Em causa estavam, segundo o Departamento Central de Investigação e Ação Penal (DCIAP), burlas de 1.335.970 euros a 34 lesados em investimentos e pedidos de crédito.

De acordo com a acusação, as burlas foram consumadas de 2010 a 2013 e os arguidos faziam passar a ideia, em anúncios na internet e em jornais, que intermediavam a concessão de créditos por uma suposta instituição financeira internacional, a troco de uma comissão.

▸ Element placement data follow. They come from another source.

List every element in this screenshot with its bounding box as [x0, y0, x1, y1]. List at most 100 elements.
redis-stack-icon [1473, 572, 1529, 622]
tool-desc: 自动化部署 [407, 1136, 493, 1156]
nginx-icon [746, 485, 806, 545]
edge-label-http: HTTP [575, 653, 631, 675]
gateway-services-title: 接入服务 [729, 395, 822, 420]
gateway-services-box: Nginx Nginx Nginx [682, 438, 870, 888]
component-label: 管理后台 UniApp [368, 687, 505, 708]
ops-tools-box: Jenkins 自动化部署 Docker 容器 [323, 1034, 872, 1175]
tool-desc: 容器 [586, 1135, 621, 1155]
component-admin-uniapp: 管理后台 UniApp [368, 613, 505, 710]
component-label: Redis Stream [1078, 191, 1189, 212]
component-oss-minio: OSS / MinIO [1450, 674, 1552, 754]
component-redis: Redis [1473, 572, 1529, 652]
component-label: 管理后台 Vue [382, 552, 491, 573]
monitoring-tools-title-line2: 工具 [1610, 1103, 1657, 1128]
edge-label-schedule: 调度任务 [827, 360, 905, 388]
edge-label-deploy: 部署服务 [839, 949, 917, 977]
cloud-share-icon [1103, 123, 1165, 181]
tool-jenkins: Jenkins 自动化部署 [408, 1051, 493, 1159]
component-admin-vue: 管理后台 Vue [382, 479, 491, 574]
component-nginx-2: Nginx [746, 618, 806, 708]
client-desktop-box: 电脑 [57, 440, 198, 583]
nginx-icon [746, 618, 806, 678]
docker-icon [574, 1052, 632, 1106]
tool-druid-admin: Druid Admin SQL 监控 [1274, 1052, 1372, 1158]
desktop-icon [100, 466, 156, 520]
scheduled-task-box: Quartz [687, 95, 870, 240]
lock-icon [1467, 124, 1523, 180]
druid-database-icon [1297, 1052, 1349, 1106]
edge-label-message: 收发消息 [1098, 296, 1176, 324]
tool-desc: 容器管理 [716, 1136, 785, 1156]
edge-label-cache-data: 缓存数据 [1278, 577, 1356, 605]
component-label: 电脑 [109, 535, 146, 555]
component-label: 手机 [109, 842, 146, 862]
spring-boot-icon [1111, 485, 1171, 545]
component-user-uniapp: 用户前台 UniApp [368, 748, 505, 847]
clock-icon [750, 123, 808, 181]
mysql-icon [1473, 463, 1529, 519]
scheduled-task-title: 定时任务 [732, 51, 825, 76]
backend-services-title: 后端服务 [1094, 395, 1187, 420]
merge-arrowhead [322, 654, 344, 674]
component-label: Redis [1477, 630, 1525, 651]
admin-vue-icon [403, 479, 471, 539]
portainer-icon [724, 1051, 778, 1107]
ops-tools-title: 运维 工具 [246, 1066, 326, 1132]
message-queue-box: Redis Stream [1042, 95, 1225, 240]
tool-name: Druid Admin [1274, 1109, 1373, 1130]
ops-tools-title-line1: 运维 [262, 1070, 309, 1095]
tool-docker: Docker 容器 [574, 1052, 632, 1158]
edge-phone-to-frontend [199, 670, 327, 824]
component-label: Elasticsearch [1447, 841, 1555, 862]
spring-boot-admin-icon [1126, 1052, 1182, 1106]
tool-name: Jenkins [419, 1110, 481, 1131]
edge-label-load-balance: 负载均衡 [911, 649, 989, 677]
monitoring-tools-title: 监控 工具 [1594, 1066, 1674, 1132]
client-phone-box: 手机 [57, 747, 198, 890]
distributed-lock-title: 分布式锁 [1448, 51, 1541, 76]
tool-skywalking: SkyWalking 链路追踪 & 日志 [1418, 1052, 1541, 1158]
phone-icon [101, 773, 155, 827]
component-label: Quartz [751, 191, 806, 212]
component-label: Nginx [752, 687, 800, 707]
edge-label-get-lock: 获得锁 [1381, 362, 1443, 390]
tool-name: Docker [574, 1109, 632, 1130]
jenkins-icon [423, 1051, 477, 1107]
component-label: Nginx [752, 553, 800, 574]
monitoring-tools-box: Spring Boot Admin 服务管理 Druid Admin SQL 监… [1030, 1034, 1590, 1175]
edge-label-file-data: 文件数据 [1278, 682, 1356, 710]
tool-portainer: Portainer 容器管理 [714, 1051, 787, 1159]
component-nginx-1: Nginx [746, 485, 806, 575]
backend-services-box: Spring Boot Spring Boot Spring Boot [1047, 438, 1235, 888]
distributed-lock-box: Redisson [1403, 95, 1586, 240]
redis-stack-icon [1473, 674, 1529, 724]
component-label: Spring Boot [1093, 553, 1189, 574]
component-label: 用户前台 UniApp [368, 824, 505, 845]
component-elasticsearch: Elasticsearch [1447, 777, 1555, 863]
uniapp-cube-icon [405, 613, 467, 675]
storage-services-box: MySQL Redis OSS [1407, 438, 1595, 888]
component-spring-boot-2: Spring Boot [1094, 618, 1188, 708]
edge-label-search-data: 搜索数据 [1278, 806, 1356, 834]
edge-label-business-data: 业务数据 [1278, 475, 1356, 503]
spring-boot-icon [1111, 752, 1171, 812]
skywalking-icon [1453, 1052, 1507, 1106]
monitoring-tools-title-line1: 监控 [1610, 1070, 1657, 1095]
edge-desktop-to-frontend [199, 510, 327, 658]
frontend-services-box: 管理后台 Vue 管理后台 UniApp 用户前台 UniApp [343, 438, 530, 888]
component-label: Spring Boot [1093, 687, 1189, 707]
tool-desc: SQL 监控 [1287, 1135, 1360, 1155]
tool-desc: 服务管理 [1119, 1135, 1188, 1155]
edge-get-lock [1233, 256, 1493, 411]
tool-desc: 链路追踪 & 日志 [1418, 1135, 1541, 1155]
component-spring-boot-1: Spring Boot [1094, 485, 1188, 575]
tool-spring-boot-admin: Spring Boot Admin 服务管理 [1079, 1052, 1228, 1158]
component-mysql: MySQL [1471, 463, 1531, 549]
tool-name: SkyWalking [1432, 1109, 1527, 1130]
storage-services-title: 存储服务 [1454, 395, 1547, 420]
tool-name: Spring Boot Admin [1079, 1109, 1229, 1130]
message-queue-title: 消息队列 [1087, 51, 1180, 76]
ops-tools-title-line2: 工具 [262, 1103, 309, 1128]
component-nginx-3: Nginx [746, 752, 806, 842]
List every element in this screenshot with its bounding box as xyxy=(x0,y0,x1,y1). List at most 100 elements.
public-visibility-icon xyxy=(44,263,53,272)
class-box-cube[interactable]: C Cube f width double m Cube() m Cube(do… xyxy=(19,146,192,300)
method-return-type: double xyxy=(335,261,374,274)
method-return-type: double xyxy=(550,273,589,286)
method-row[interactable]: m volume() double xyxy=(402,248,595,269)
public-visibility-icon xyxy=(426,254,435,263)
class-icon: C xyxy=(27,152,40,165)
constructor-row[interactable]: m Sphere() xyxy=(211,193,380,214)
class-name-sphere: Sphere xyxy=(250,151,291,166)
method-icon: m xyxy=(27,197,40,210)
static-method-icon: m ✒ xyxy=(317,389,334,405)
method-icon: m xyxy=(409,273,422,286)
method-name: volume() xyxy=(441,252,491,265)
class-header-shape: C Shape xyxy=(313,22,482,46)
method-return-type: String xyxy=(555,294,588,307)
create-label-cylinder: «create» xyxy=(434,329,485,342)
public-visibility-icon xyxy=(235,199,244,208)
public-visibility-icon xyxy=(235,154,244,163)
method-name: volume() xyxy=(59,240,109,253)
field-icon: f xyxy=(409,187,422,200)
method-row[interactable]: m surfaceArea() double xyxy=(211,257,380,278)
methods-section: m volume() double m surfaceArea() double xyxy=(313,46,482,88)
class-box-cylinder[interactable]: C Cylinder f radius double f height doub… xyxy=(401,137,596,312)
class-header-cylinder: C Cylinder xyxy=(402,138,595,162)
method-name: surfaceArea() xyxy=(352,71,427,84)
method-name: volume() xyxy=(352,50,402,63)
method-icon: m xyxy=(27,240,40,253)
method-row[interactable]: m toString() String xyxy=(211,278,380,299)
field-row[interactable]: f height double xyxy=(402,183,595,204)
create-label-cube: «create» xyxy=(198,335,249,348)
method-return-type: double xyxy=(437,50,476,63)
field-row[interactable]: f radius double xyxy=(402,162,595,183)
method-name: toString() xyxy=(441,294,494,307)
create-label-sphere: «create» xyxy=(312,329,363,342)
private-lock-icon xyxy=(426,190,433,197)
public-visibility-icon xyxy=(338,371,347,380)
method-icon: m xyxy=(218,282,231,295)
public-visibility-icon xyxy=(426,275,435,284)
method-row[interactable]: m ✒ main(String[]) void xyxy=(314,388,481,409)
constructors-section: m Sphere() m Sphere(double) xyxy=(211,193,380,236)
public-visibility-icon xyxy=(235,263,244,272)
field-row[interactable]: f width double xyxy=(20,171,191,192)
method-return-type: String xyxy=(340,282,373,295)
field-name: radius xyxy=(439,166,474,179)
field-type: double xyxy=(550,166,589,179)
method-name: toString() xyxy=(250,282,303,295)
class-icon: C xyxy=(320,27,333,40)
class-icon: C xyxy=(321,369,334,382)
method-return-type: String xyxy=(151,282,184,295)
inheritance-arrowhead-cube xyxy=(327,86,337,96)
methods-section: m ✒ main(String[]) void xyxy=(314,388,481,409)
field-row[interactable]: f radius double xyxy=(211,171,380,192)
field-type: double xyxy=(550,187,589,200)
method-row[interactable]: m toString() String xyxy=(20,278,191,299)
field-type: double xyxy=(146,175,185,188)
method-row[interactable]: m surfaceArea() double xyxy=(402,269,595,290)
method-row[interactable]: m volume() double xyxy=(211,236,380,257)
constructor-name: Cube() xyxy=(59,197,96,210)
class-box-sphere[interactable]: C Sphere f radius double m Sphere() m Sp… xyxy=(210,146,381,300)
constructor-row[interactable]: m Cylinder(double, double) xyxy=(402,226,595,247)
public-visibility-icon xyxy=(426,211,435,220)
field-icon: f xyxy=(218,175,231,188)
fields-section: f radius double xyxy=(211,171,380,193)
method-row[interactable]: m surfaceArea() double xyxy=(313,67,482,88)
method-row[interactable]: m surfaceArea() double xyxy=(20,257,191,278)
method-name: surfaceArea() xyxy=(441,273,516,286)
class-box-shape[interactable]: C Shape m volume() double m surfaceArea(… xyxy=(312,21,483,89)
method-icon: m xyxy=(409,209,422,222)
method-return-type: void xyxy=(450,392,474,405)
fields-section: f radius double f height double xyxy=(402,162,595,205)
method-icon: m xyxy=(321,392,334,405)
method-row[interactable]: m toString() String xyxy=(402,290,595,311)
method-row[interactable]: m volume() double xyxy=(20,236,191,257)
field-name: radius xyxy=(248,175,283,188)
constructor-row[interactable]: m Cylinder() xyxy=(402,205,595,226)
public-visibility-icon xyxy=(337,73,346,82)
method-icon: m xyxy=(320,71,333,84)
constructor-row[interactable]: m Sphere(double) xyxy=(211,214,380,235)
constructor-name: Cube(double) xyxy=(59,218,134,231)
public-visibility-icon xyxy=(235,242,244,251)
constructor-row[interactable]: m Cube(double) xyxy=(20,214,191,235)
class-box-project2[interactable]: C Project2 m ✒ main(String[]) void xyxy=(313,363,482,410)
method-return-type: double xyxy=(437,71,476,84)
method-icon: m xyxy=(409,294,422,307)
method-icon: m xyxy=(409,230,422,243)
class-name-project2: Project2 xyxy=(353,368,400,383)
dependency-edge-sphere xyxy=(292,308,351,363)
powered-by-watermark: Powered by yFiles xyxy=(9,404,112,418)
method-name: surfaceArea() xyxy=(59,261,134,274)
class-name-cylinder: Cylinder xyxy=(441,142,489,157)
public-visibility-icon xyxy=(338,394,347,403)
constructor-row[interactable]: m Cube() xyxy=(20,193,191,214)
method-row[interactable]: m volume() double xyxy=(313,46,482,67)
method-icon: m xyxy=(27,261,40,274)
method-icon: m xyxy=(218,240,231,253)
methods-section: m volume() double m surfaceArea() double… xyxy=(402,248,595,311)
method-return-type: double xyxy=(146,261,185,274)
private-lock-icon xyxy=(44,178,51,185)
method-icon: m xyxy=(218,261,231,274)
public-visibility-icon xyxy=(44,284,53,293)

Em função dos montantes pedidos e da abertura mostrada por quem procurava os seus serviços, os arguidos podiam pedir, além da comissão de intermediação, dinheiro para participação no capital de uma sociedade offshore ou a abertura de conta em bancos estrangeiros, tudo sempre declarado imprescindível para receberem os créditos pedidos.

Se os interessados não tivessem dinheiro para tudo, podiam entrar com uma parte ou dar garantias com bens imóveis.

Aos arguidos foram imputadas mais duas burlas qualificadas na forma continuada: uma por criação de um falso fundo de investimentos, que prometia, mas nunca dava dividendos aliciantes, e outra por venda de certificações falsificada de empresas, que supostamente garantiriam empréstimos a juros mais baixos do que os do mercado financeira tradicional.

Segundo o DCIAP, os arguidos desenvolveram deste modo “esquemas fraudulentos de captação de valores e bens alheios, fazendo dessa atividade o seu principal meio económico”.